NOW THEN--not content to allow your funny bone to rest, ANOTHER story, this time from the wonderful world of construction!

Was at a meeting this morning and before we got started the superintendent got to talking about other jobs he'd done close by, and mentioned that he'd been the superintendent on the construction of a new columbarium for a nearby church.

The construction part apparently wasn't too difficult, but the reason it was being built in the first place was to have a place to put people whose remains had been interred in scattered places all around the church, and so part of his job was to disinter various urns and other ash repositories so they could be properly reinterred in the new place.

He was carefully watched over in his task by the architect, and he recounted that one day near lunchtime he was hand-excavating around the site of an urn, and had encountered a piece of a small concrete vault that held the earthly remains of one of the venerable ladies of the church. As usual, the architect was right at his shoulder as he got down and began delicately chipped away at the concrete to get to the contents.

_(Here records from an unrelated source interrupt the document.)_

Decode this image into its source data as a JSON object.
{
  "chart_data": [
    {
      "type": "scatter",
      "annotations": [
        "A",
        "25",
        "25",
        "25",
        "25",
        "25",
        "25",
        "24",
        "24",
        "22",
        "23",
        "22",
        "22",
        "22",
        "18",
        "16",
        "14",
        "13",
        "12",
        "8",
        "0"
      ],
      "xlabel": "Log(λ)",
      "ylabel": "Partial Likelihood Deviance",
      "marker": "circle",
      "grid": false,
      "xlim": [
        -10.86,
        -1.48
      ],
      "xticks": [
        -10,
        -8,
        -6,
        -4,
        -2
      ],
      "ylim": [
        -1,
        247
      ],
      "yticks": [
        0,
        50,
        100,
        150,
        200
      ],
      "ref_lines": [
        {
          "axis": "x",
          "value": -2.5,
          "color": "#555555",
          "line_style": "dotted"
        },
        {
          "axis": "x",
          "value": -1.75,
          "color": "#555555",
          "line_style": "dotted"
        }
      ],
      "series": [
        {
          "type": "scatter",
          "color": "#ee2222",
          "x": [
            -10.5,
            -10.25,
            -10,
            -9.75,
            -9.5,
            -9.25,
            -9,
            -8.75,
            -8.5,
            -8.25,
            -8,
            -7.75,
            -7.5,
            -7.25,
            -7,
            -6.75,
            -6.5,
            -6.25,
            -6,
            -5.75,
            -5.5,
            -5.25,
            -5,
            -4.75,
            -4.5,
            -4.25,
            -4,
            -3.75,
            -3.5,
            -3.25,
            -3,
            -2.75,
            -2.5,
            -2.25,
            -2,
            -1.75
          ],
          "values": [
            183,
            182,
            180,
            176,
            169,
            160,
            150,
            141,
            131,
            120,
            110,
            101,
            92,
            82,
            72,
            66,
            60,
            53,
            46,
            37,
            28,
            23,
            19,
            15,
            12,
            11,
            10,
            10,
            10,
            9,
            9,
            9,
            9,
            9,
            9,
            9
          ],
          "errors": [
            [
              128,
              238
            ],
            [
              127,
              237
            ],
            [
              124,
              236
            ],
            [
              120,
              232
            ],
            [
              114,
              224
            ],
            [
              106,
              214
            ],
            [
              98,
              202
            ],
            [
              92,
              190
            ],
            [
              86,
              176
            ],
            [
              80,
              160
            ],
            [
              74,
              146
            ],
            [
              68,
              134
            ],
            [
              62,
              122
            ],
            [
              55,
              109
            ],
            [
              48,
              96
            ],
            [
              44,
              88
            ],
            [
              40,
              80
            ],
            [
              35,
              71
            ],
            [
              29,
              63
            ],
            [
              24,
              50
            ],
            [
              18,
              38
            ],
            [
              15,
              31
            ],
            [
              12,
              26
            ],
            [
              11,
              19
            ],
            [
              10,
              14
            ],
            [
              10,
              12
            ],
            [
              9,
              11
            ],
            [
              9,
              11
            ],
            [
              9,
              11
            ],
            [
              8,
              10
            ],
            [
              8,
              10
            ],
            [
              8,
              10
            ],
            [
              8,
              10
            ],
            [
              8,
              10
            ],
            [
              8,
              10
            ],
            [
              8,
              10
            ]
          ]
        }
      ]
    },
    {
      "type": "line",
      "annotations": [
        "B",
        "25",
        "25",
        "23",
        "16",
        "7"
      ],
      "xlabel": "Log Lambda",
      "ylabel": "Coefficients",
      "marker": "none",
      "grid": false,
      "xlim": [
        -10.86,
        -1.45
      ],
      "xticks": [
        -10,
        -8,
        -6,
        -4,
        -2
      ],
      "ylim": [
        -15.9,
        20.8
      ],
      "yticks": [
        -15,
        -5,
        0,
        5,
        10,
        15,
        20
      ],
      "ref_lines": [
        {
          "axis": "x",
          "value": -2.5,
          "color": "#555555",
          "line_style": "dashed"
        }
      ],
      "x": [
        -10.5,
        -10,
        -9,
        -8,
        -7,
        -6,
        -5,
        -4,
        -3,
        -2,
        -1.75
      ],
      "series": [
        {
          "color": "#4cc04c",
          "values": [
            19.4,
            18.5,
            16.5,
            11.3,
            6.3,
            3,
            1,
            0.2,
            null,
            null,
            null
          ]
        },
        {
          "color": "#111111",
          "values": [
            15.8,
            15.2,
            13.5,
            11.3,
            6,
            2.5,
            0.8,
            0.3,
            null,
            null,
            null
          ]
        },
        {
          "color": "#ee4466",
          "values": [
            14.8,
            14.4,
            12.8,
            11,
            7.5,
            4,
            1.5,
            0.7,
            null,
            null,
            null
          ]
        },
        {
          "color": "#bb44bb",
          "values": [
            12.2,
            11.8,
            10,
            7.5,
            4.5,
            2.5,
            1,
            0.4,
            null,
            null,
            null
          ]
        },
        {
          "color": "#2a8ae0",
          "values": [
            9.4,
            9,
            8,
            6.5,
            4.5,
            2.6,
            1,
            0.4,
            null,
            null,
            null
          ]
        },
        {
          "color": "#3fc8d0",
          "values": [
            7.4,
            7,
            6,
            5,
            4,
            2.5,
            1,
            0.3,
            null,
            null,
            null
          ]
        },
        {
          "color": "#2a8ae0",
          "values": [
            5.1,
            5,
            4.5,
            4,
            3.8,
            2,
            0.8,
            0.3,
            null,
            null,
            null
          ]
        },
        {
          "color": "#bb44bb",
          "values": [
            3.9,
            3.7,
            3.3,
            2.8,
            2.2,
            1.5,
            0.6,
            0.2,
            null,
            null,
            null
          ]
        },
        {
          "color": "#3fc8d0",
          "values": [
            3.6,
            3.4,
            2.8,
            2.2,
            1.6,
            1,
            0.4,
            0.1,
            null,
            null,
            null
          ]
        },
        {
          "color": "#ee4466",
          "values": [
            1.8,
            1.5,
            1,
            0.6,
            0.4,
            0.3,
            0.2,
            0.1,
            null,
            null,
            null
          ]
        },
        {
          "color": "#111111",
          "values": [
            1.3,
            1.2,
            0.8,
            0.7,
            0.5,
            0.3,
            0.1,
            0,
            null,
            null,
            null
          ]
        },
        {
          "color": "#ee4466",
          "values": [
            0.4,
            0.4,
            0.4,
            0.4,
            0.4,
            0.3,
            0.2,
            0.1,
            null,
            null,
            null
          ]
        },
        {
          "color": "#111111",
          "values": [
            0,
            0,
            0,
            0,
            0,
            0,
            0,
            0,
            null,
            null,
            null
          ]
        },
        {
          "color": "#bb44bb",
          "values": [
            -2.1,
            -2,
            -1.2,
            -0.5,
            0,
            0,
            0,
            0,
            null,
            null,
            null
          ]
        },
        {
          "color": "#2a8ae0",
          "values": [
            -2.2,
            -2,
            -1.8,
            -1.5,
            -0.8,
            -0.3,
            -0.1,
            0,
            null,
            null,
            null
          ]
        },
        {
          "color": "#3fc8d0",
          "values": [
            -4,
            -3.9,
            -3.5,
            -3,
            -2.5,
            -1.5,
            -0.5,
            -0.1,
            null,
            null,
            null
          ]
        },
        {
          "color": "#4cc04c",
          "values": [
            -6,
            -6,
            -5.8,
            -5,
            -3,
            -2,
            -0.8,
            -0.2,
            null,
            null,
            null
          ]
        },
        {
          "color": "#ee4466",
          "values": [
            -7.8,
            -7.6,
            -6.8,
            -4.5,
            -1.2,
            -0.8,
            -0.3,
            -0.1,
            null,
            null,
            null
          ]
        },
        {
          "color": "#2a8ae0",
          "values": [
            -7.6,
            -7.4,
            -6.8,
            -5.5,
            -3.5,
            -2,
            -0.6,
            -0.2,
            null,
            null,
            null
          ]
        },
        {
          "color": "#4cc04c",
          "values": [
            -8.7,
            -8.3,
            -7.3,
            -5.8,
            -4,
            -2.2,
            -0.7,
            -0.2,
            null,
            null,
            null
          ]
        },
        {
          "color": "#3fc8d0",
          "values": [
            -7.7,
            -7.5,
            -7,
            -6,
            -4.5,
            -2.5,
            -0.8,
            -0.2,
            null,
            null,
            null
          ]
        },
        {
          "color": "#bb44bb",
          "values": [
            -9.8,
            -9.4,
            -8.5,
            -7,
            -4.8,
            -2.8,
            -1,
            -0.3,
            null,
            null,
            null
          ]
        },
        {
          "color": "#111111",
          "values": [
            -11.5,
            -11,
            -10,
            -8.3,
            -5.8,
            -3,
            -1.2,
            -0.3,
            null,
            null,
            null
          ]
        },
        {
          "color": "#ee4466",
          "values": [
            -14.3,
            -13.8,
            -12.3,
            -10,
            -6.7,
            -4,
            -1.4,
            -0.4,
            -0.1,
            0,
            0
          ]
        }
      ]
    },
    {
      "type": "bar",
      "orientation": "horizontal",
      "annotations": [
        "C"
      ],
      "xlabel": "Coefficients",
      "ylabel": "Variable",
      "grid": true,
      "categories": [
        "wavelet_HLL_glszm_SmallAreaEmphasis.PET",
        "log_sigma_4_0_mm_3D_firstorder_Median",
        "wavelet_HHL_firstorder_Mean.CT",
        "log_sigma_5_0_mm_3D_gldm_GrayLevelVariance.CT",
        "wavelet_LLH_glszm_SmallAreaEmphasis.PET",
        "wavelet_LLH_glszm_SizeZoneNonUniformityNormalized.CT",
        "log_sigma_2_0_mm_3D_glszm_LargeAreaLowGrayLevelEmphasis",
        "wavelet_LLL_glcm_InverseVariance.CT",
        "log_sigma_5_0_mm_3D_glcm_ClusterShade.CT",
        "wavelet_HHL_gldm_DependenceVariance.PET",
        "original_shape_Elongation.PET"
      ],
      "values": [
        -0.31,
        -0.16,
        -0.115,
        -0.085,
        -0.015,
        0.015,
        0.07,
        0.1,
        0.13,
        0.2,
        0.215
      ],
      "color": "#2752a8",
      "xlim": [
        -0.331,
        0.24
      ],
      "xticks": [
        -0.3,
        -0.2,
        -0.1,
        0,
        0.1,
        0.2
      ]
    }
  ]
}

As he worked, a small piece of concrete broke off and laying there inside was, of all things, a cigarette butt!

He looked over his shoulder at the architect and quietly asked her--with a certain amount of black humor--"I wonder if she smoked?"

Without missing a beat, she solemnly whispered back, "She probably did when they cremated her."

I am a bad person for laughing so hard at that one.

But still, I hope you have enjoyed SUPER FUN HAPPY JOKEY TUESDAY!

Posted by Terry Oglesby at 01:16 PM | Comments (4)

February 02, 2009

I did not...

...see my shadow, which means six more weeks of something, but I'm not sure what.

And by the way, how did it get to be February so quickly!?